For instance, “oral history” does not simply consist in asking family and friends to describe their experiences of victimhood. In 2003-2005 I made my students at Charles University interview their parents and grandparents on dealing with the communist past. When we asked, “Do you feel any nostalgia for the communist regime”, the answers were a unanimous, laconic “No, not at all!”

However, when we asked: “Is there anything that you think was better under communism”, the answers were passionate, long and detailed about the many aspects they deemed better under communism: social security, guaranteed employment, subsidized vacation, free education and healthcare, but also more solidarity between the people, more care for the public good, more time for one’s family, etc.

When we asked, “What were you expecting from democracy that has disappointed you”, the answers were equally long: that people would be able to make use of their individual potential, the disappearance of corruption, that, unlike the communists, those at the top would not steal, etc. The conclusion was clear: the interviewed expected much more from democracy, which led them to revise their opinion of the past communist regime.

Again, perhaps such historical studies would enlighten Mr. Klima as to why almost 40% of the Czechs believe they had better lives under communism. That the population might have enjoyed certain aspects of life under communism while disliking others is alas too complicated to grasp for those who see history only in black and white.

Oral history also does not consist of interviewing only the people ones likes and values, such as victims and heroes, while ignoring the former communists and collaborators. The acclaimed Spanish writer Javier Cercas, whose family took Franco’s side in the Spanish Civil War, shows that when dealing with a past dictatorship it is even more important to understand the perpetrators than the victims.

Miroslav Vaněk, the director of the Institute of Contemporary History, did one volume of interviews with the winners of the Revolution, and one with the losers, which is exactly what was necessary. It is not done nearly enough. In fact, one entire generation of “perpetrators” has disappeared since 1989 without ever having explained their motivations and methods. This is a terrible loss for Czech democracy.

If Mr. Klíma were a historian, he would know that his role is not to massage the ego of his circle of supporters but to dig out societal painful questions, neuralgic points. The increasing hysteria of the dogmatic camp is due to one painful reality: the narrative according to which the Czechs only suffered from the communist regime is out of sync not only with the wider population’s perception of the past, but also with its disillusion with the present.

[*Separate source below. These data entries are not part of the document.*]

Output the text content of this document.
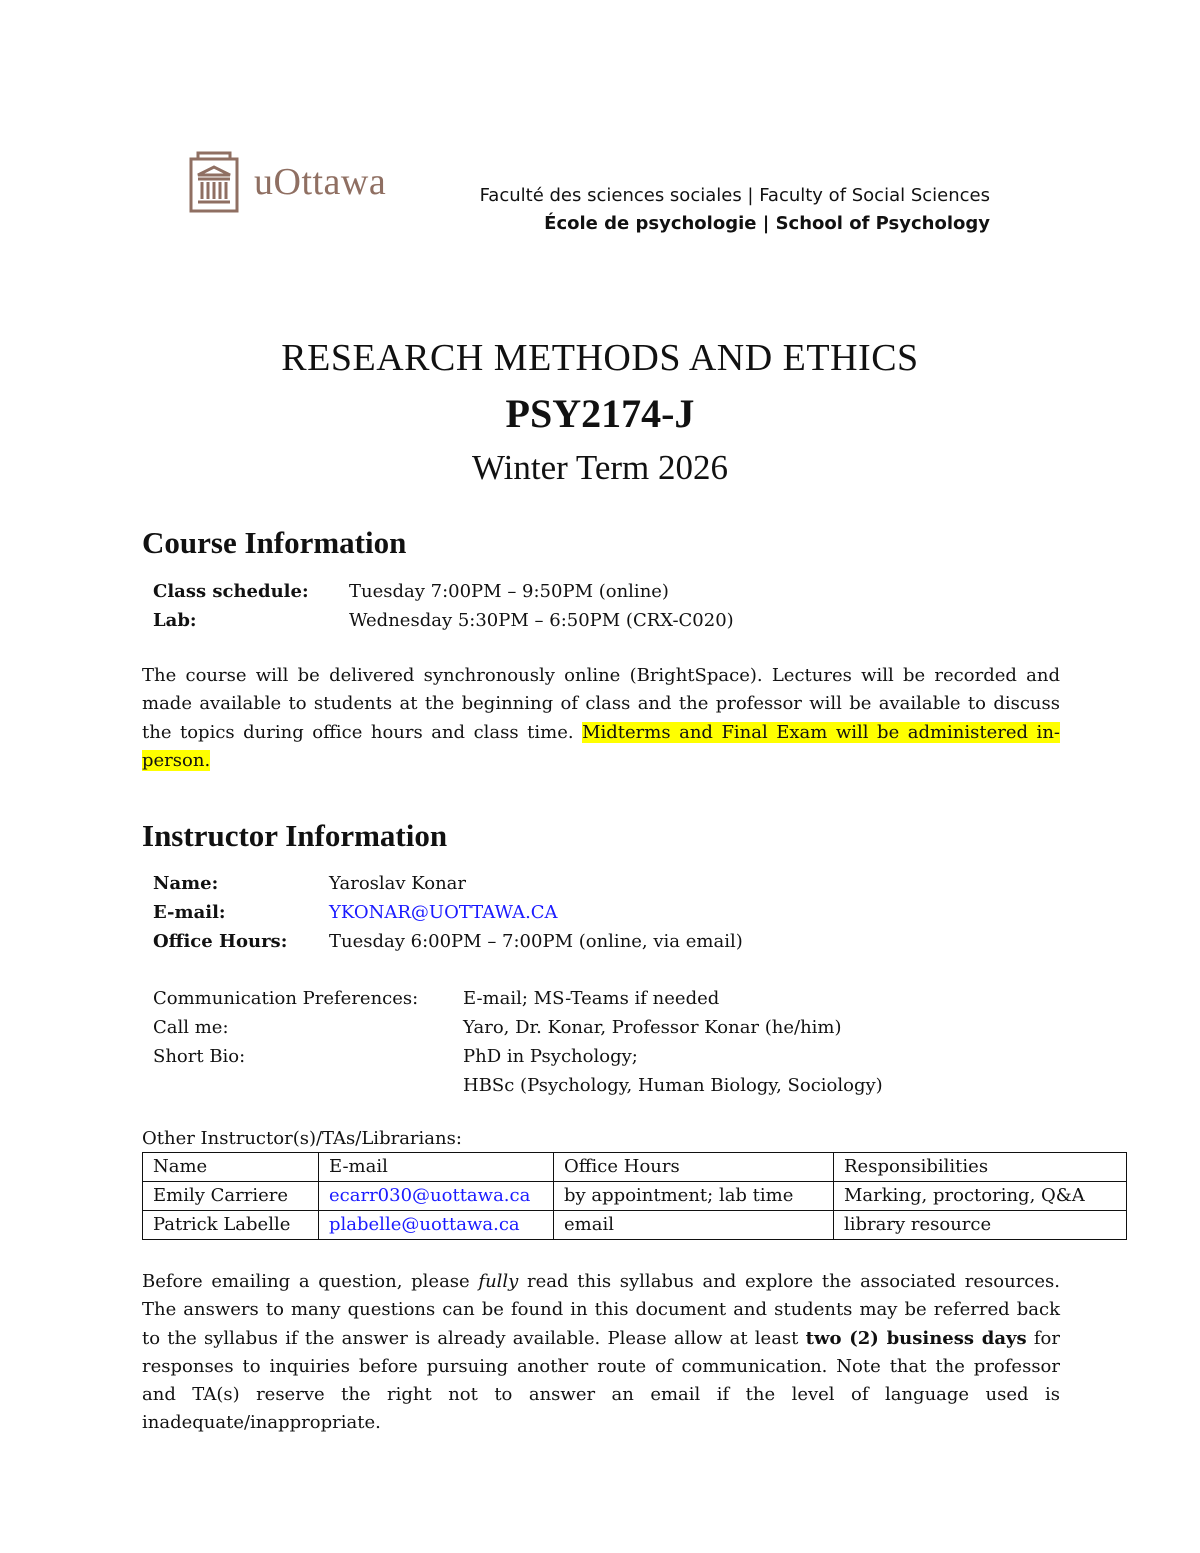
uOttawa	Faculté des sciences sociales | Faculty of Social Sciences
École de psychologie | School of Psychology
RESEARCH METHODS AND ETHICS
PSY2174-J
Winter Term 2026
Course Information
Class schedule:	Tuesday 7:00PM – 9:50PM (online)
Lab:	Wednesday 5:30PM – 6:50PM (CRX-C020)
The course will be delivered synchronously online (BrightSpace). Lectures will be recorded and made available to students at the beginning of class and the professor will be available to discuss the topics during office hours and class time. Midterms and Final Exam will be administered in-person.
Instructor Information
Name:	Yaroslav Konar
E-mail:	YKONAR@UOTTAWA.CA
Office Hours:	Tuesday 6:00PM – 7:00PM (online, via email)
Communication Preferences:	E-mail; MS-Teams if needed
Call me:	Yaro, Dr. Konar, Professor Konar (he/him)
Short Bio:	PhD in Psychology;
HBSc (Psychology, Human Biology, Sociology)
Other Instructor(s)/TAs/Librarians:
Name	E-mail	Office Hours	Responsibilities
Emily Carriere	ecarr030@uottawa.ca	by appointment; lab time	Marking, proctoring, Q&A
Patrick Labelle	plabelle@uottawa.ca	email	library resource
Before emailing a question, please fully read this syllabus and explore the associated resources. The answers to many questions can be found in this document and students may be referred back to the syllabus if the answer is already available. Please allow at least two (2) business days for responses to inquiries before pursuing another route of communication. Note that the professor and TA(s) reserve the right not to answer an email if the level of language used is inadequate/inappropriate.
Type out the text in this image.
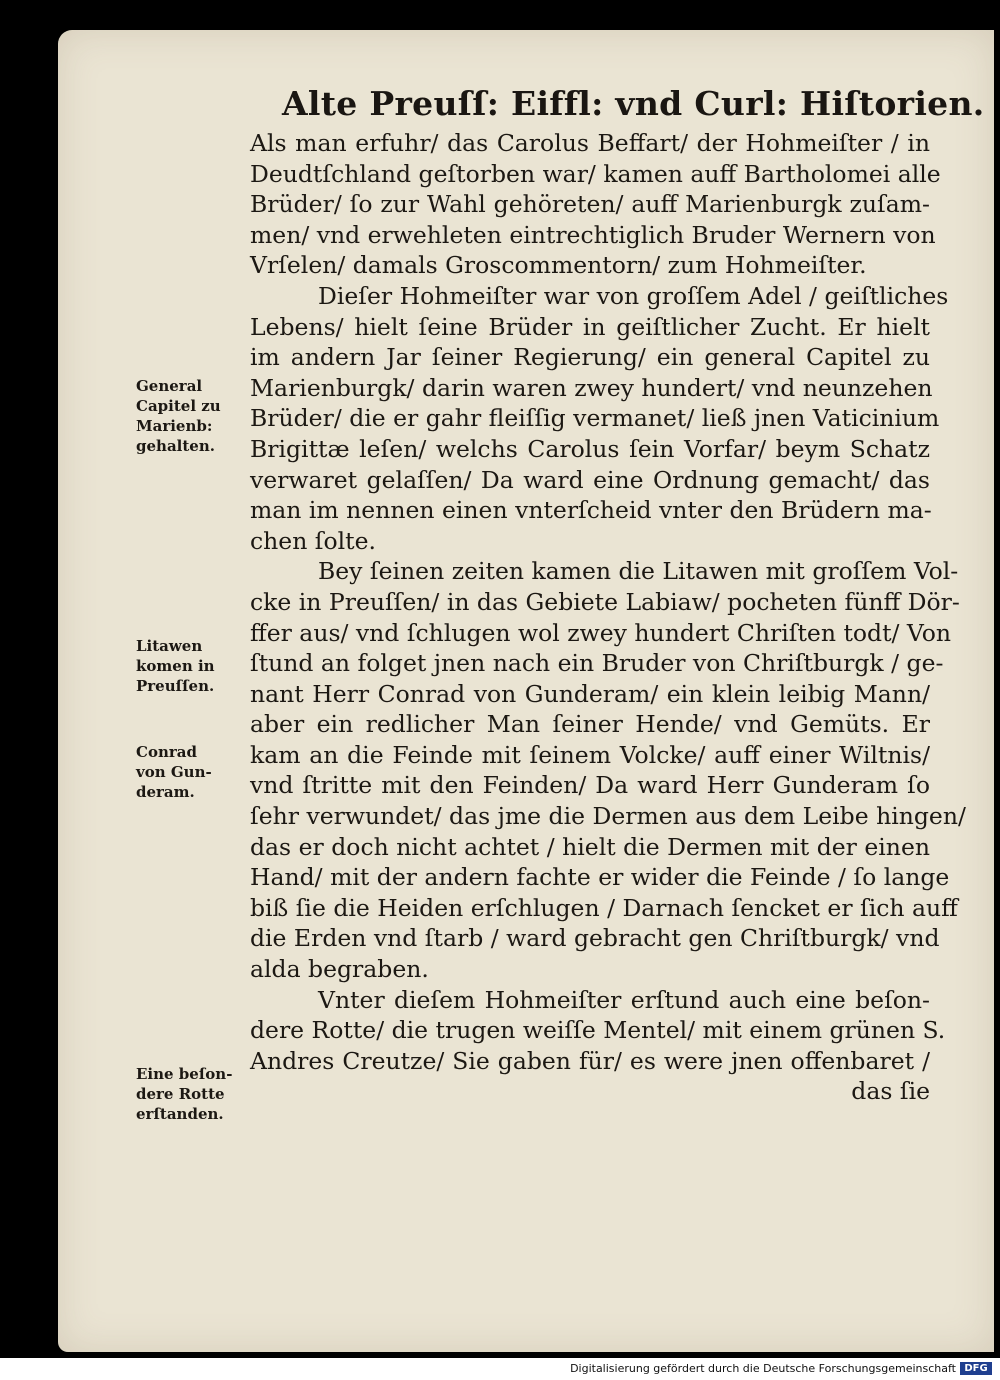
Alte Preuſſ: Eiffl: vnd Curl: Hiſtorien.
Als man erfuhr/ das Carolus Beffart/ der Hohmeiſter / in
Deudtſchland geſtorben war/ kamen auff Bartholomei alle
Brüder/ ſo zur Wahl gehöreten/ auff Marienburgk zuſam-
men/ vnd erwehleten eintrechtiglich Bruder Wernern von
Vrſelen/ damals Groscommentorn/ zum Hohmeiſter.
Dieſer Hohmeiſter war von groſſem Adel / geiſtliches
Lebens/ hielt ſeine Brüder in geiſtlicher Zucht. Er hielt
im andern Jar ſeiner Regierung/ ein general Capitel zu
Marienburgk/ darin waren zwey hundert/ vnd neunzehen
Brüder/ die er gahr fleiſſig vermanet/ ließ jnen Vaticinium
Brigittæ leſen/ welchs Carolus ſein Vorfar/ beym Schatz
verwaret gelaſſen/ Da ward eine Ordnung gemacht/ das
man im nennen einen vnterſcheid vnter den Brüdern ma-
chen ſolte.
Bey ſeinen zeiten kamen die Litawen mit groſſem Vol-
cke in Preuſſen/ in das Gebiete Labiaw/ pocheten fünff Dör-
ffer aus/ vnd ſchlugen wol zwey hundert Chriſten todt/ Von
ſtund an folget jnen nach ein Bruder von Chriſtburgk / ge-
nant Herr Conrad von Gunderam/ ein klein leibig Mann/
aber ein redlicher Man ſeiner Hende/ vnd Gemüts. Er
kam an die Feinde mit ſeinem Volcke/ auff einer Wiltnis/
vnd ſtritte mit den Feinden/ Da ward Herr Gunderam ſo
ſehr verwundet/ das jme die Dermen aus dem Leibe hingen/
das er doch nicht achtet / hielt die Dermen mit der einen
Hand/ mit der andern fachte er wider die Feinde / ſo lange
biß ſie die Heiden erſchlugen / Darnach ſencket er ſich auff
die Erden vnd ſtarb / ward gebracht gen Chriſtburgk/ vnd
alda begraben.
Vnter dieſem Hohmeiſter erſtund auch eine beſon-
dere Rotte/ die trugen weiſſe Mentel/ mit einem grünen S.
Andres Creutze/ Sie gaben für/ es were jnen offenbaret /
das ſie
General
Capitel zu
Marienb:
gehalten.
Litawen
komen in
Preuſſen.
Conrad
von Gun-
deram.
Eine beſon-
dere Rotte
erſtanden.
Digitalisierung gefördert durch die Deutsche Forschungsgemeinschaft DFG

The painful historical truth that some people are trying to deny is that the country massively collaborated with the communist regime, be it through the secret police, the communist party, or simply through having to survive in a dictatorship. This is not a value judgment; it’s a fact. A few people resisted, most did not — just like in every other country in similar circumstances, for instance France during World War II.

Marketing a national heroic past has worked wonders for those who have built their careers on an alleged anticommunism, even when their own past does not have much in common with heroism. Naturally, they adamantly reject any idea of historical reconciliation as they would lose their livelihood.

It is high time to stop sacrificing the interests of society as a whole to those of these activists. They not only distort the past, they poison the future. Sanctimony is not an adequate substitute for a real memory politics.

The article was published also in Czech.